Each fiber is about 10,000 times narrower than a human hair, and they are made up of hundreds of thousands of bioactive molecules called peptides that transmit signals to promote nerve regeneration.

The therapy was injected as a gel into tissue surrounding the spinal cords of lab mice 24 hours after an incision was made in their spines.

The team decided to wait a day because humans who receive devastating spinal injuries from car accidents, gunshots and so on also experience delays in getting treatment.

Four weeks later, mice who received the treatment regained their ability to walk almost as well as before the injury. Those left untreated did not.

So what’s the upshot for you? The upside is that the nervous system is highly similar across mammal species, so testing will move on to human trials quickly. The downside is that this area of research is littered with false starts… and really doesn’t have anything to do with IT Privacy and Security.

EG :egypt: Hundreds stung by scorpions after deadly floods

Egypt is home to fat-tailed scorpions that are among the most deadly in the world. Venom from a black fat-tail can kill humans in under an hour.

Symptoms related to widespread venom effects can include difficulty breathing, muscle twitching, and unusual head movements.

Anti-venom is used as a preventative measure before symptoms arise, but can also work once symptoms start to worsen.

Update 16 November 2021: Egypt’s health ministry said no one was killed by scorpion stings, as had originally been reported."
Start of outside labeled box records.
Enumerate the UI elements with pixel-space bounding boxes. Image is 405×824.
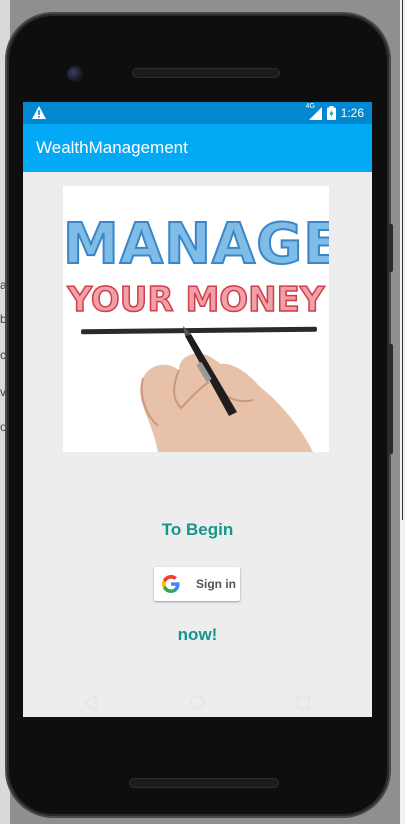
to-begin-heading: To Begin (161, 520, 234, 539)
hand-with-pen-illustration (140, 326, 313, 452)
warning-icon (32, 106, 46, 119)
recents-nav-icon[interactable] (296, 695, 311, 710)
background-divider (402, 0, 403, 520)
sign-in-label: Sign in (196, 577, 236, 591)
manage-money-hero-image: MANAGE YOUR MONEY (63, 186, 329, 452)
home-nav-icon[interactable] (189, 694, 206, 711)
google-g-icon (162, 575, 180, 593)
google-sign-in-button[interactable]: Sign in (154, 567, 240, 601)
power-button (389, 224, 393, 272)
background-text-fragment: v (0, 385, 6, 399)
status-bar: 4G 1:26 (23, 102, 372, 124)
background-text-fragment: c (0, 348, 6, 362)
background-text-fragment: o (0, 420, 7, 434)
back-nav-icon[interactable] (82, 694, 98, 712)
phone-screen: 4G 1:26 WealthManagement MANAGE YOUR MON… (23, 102, 372, 717)
front-camera (67, 66, 83, 82)
app-title: WealthManagement (36, 138, 188, 157)
status-icons: 4G 1:26 (306, 103, 364, 121)
volume-button (389, 344, 393, 454)
signal-icon: 4G (306, 103, 322, 120)
background-text-fragment: b (0, 312, 7, 326)
bottom-speaker-grille (129, 778, 279, 788)
now-text: now! (177, 625, 218, 644)
app-bar: WealthManagement (23, 124, 372, 172)
top-speaker-grille (132, 68, 280, 78)
status-time: 1:26 (340, 106, 364, 120)
battery-icon (326, 106, 336, 120)
background-text-fragment: a (0, 278, 7, 292)
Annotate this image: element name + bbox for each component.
So what’s the upshot for you? People were urged to stay at home and avoid places with many trees…i.e. Keep working in front of that computer!

US: America is hiring a record number of robots

"Factories and other industrial users ordered 29,000 robots, 37% more than during the same period last year, valued at $1.48 billion, according to data compiled by the industry group the Association for Advancing Automation.
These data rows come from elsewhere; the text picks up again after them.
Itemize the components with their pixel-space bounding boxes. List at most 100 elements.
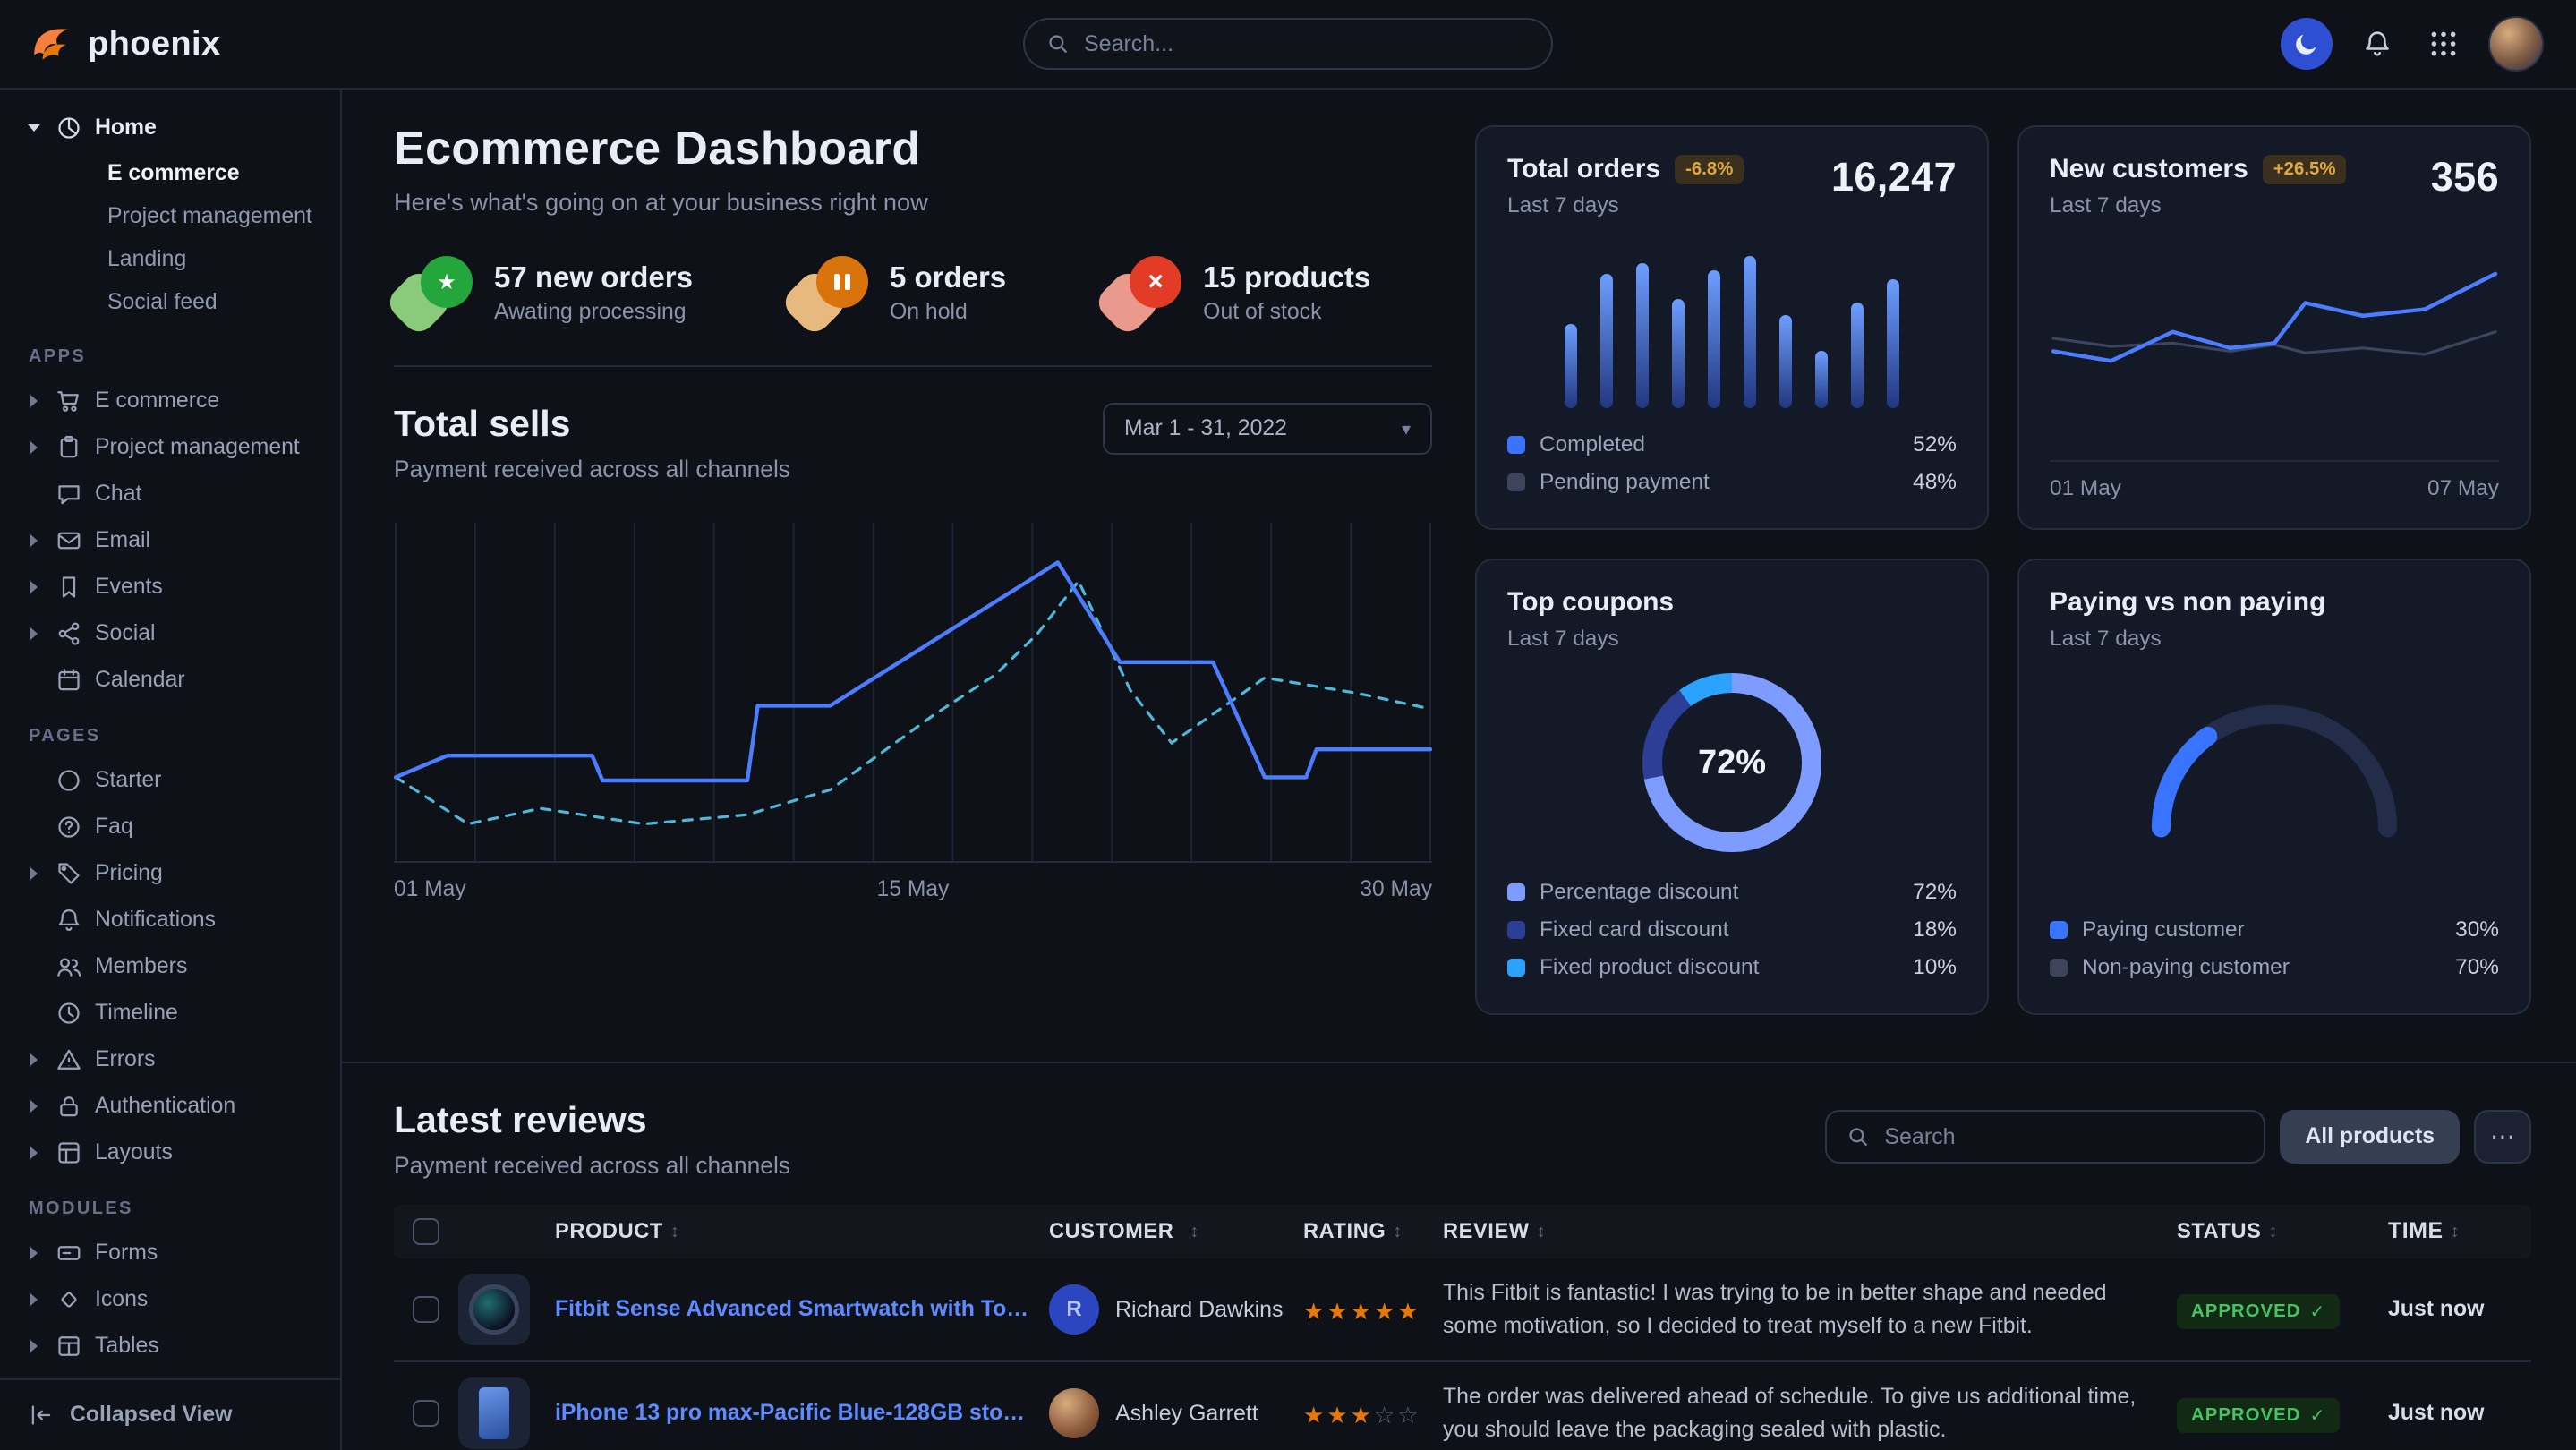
sidebar-item-timeline[interactable]: Timeline [0, 990, 340, 1036]
cart-icon [55, 388, 82, 414]
search-input[interactable] [1084, 31, 1530, 57]
card-value: 356 [2431, 154, 2499, 200]
select-all-checkbox[interactable] [413, 1218, 439, 1245]
customer-name: Ashley Garrett [1115, 1401, 1258, 1427]
chevron-right-icon [25, 627, 43, 640]
apps-grid-button[interactable] [2422, 22, 2465, 65]
bar [1887, 279, 1899, 408]
legend-value: 30% [2455, 917, 2499, 942]
legend-value: 52% [1913, 432, 1957, 457]
sidebar-section-label: MODULES [0, 1176, 340, 1230]
sidebar-item-social-feed[interactable]: Social feed [0, 281, 340, 324]
row-checkbox[interactable] [413, 1400, 439, 1427]
dashboard-top-section: Ecommerce Dashboard Here's what's going … [342, 90, 2576, 1063]
x-tick-label: 15 May [877, 877, 950, 902]
clipboard-icon [55, 434, 82, 461]
column-header-time[interactable]: TIME↕ [2388, 1219, 2531, 1244]
legend-label: Fixed product discount [1540, 955, 1759, 980]
bar [1744, 256, 1756, 408]
sidebar-item-social[interactable]: Social [0, 610, 340, 657]
reviews-header: Latest reviews Payment received across a… [394, 1099, 2531, 1180]
sidebar-item-landing[interactable]: Landing [0, 238, 340, 281]
sidebar-item-starter[interactable]: Starter [0, 757, 340, 804]
global-search[interactable] [1023, 18, 1553, 70]
notifications-button[interactable] [2356, 22, 2399, 65]
sidebar-item-home[interactable]: Home [0, 104, 340, 152]
sidebar-item-notifications[interactable]: Notifications [0, 897, 340, 943]
sidebar-item-icons[interactable]: Icons [0, 1276, 340, 1323]
more-options-button[interactable]: ⋯ [2474, 1110, 2531, 1164]
column-header-review[interactable]: REVIEW↕ [1443, 1220, 2177, 1244]
sidebar-item-errors[interactable]: Errors [0, 1036, 340, 1083]
legend-item: Paying customer30% [2050, 911, 2499, 949]
sidebar-section-label: APPS [0, 324, 340, 378]
chevron-right-icon [25, 441, 43, 454]
page-title: Ecommerce Dashboard [394, 122, 1432, 175]
customer-name: Richard Dawkins [1115, 1297, 1284, 1323]
shell: HomeE commerceProject managementLandingS… [0, 90, 2576, 1450]
product-link[interactable]: iPhone 13 pro max-Pacific Blue-128GB sto… [555, 1401, 1031, 1426]
lock-icon [55, 1093, 82, 1120]
latest-reviews-section: Latest reviews Payment received across a… [342, 1063, 2576, 1450]
stat-label: On hold [890, 300, 1006, 325]
bar [1815, 351, 1828, 408]
reviews-search[interactable] [1825, 1110, 2265, 1164]
user-avatar[interactable] [2488, 16, 2544, 72]
bar [1636, 263, 1649, 408]
column-header-product[interactable]: PRODUCT↕ [555, 1220, 1049, 1244]
sidebar-item-authentication[interactable]: Authentication [0, 1083, 340, 1130]
date-range-select[interactable]: Mar 1 - 31, 2022 ▾ [1103, 403, 1432, 455]
new-customers-chart [2050, 243, 2499, 430]
chevron-right-icon [25, 395, 43, 407]
reviews-subtitle: Payment received across all channels [394, 1152, 790, 1180]
sidebar-item-faq[interactable]: Faq [0, 804, 340, 850]
sidebar-item-calendar[interactable]: Calendar [0, 657, 340, 704]
trend-badge: +26.5% [2263, 155, 2347, 184]
row-checkbox[interactable] [413, 1296, 439, 1323]
caret-down-icon [25, 124, 43, 132]
theme-toggle-button[interactable] [2281, 18, 2333, 70]
sidebar-item-events[interactable]: Events [0, 564, 340, 610]
sidebar-item-members[interactable]: Members [0, 943, 340, 990]
total-sells-title: Total sells [394, 403, 790, 445]
clock-icon [55, 1000, 82, 1027]
users-icon [55, 953, 82, 980]
sidebar-item-email[interactable]: Email [0, 517, 340, 564]
column-header-status[interactable]: STATUS↕ [2177, 1220, 2388, 1244]
product-link[interactable]: Fitbit Sense Advanced Smartwatch with To… [555, 1297, 1031, 1322]
column-header-customer[interactable]: CUSTOMER↕ [1049, 1220, 1303, 1244]
sort-icon: ↕ [2268, 1222, 2278, 1242]
stat-out-of-stock: ×15 productsOut of stock [1103, 256, 1370, 329]
sidebar-item-project-management[interactable]: Project management [0, 424, 340, 471]
sidebar-item-e-commerce[interactable]: E commerce [0, 152, 340, 195]
check-icon: ✓ [2309, 1301, 2325, 1323]
sidebar-section-label: PAGES [0, 704, 340, 757]
sidebar-item-chat[interactable]: Chat [0, 471, 340, 517]
reviews-search-input[interactable] [1884, 1124, 2244, 1150]
legend-item: Fixed product discount10% [1507, 949, 1957, 986]
sidebar-item-pricing[interactable]: Pricing [0, 850, 340, 897]
sidebar-item-components[interactable]: Components [0, 1369, 340, 1378]
chevron-right-icon [25, 1147, 43, 1159]
stat-value: 15 products [1203, 260, 1370, 294]
reviews-table-body: Fitbit Sense Advanced Smartwatch with To… [394, 1258, 2531, 1450]
new-customers-x-axis: 01 May 07 May [2050, 460, 2499, 501]
legend-swatch [1507, 436, 1525, 454]
calendar-icon [55, 667, 82, 694]
chevron-right-icon [25, 581, 43, 593]
stat-value: 5 orders [890, 260, 1006, 294]
sidebar-item-e-commerce[interactable]: E commerce [0, 378, 340, 424]
stats-row: ★57 new ordersAwating processing5 orders… [394, 256, 1432, 367]
sidebar-item-layouts[interactable]: Layouts [0, 1130, 340, 1176]
all-products-button[interactable]: All products [2280, 1110, 2460, 1164]
x-tick-label: 01 May [2050, 476, 2121, 501]
brand[interactable]: phoenix [29, 21, 220, 66]
sidebar-item-project-management[interactable]: Project management [0, 195, 340, 238]
card-period: Last 7 days [1507, 193, 1744, 218]
chevron-right-icon [25, 1340, 43, 1352]
search-icon [1046, 32, 1070, 55]
collapsed-view-toggle[interactable]: Collapsed View [0, 1378, 340, 1450]
column-header-rating[interactable]: RATING↕ [1303, 1220, 1443, 1244]
sidebar-item-tables[interactable]: Tables [0, 1323, 340, 1369]
sidebar-item-forms[interactable]: Forms [0, 1230, 340, 1276]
The rush to add robots is part of a larger upswing in investment as companies seek to keep up with strong demand, which in some cases has contributed to shortages of key goods. At the same time, many firms have struggled to lure back workers displaced by the pandemic and view robots as an alternative to adding human muscle to their assembly lines.

In 2020, combined Robot sales to other types of businesses surpassed the auto sector for the first time - and that trend continued this year. In the first nine months of the year, auto-related orders for robots grew 20% to 12,544 units, while orders by non-automotive companies expanded 53% to 16,355.

“It’s not that automotive is slowing down - auto is up…” But other sectors - from metals to food manufacturers - are growing even faster.

Athena Manufacturing, which does metal fabrication for other manufacturers in Austin, Texas, now has seven robots, including four installed this year. It bought its first machine in 2016. Robots have helped Athena respond to a surge in demand, including a 50% jump in orders for parts used by semiconductor equipment manufacturers.
The machines also allowed Athena to move to an around-the-clock operation for the first time last year, he said. The company employs 250 but would have struggled to find workers to fill unpopular overnight shifts."

So what’s the upshot for you? Cue the Jetson’s soundtrack. listen_tiny

Well, that’s it for George and his boy Elroy, but us? We’ll be back with more tantalizing stories of IT Privacy, Security, and maybe even more scorpion stings!

Until then, be kind, stay safe, stay secure and see you in se7en!